Bukannya dia tahu bahwa sesuatu akan terjadi, tetapi karena Keluarga Huang sedang berkemas, itu berarti ada sesuatu yang salah.
Sebagian besar orang dipengaruhi oleh Keluarga Huang dan Chen dan mereka semua mempercayainya. Tapi ada juga yang tidak.
Beberapa pedagang merasa ini adalah skema oleh Keluarga Huang dan mereka hanya mengejek.
Bergerak untuk apa?
Hanya orang bodoh yang akan bergerak.
Dinasti Kekaisaran masih makmur, jadi siapa yang mengira akan terjadi sesuatu?

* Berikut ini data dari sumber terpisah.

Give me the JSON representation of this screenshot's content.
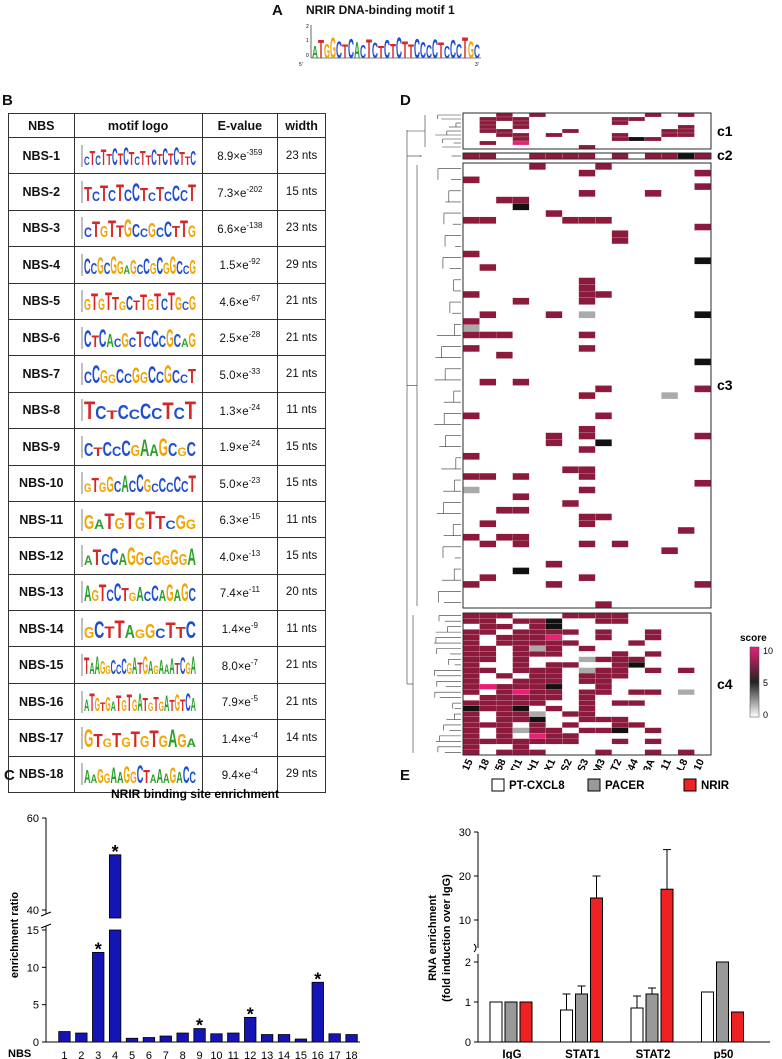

Mereka bahkan berpikir bahwa ada baiknya kedua keluarga itu pergi. Kemudian, seluruh kota akan menjadi milik mereka.
Bahkan jika mereka kembali ke Kota Jiang, kedua keluarga akan kembali hanya untuk menemukan bahwa semua wilayah mereka telah diambil.
Memikirkannya saja sudah membuat orang bersemangat. Mereka merasa seperti kesempatan mereka telah tiba.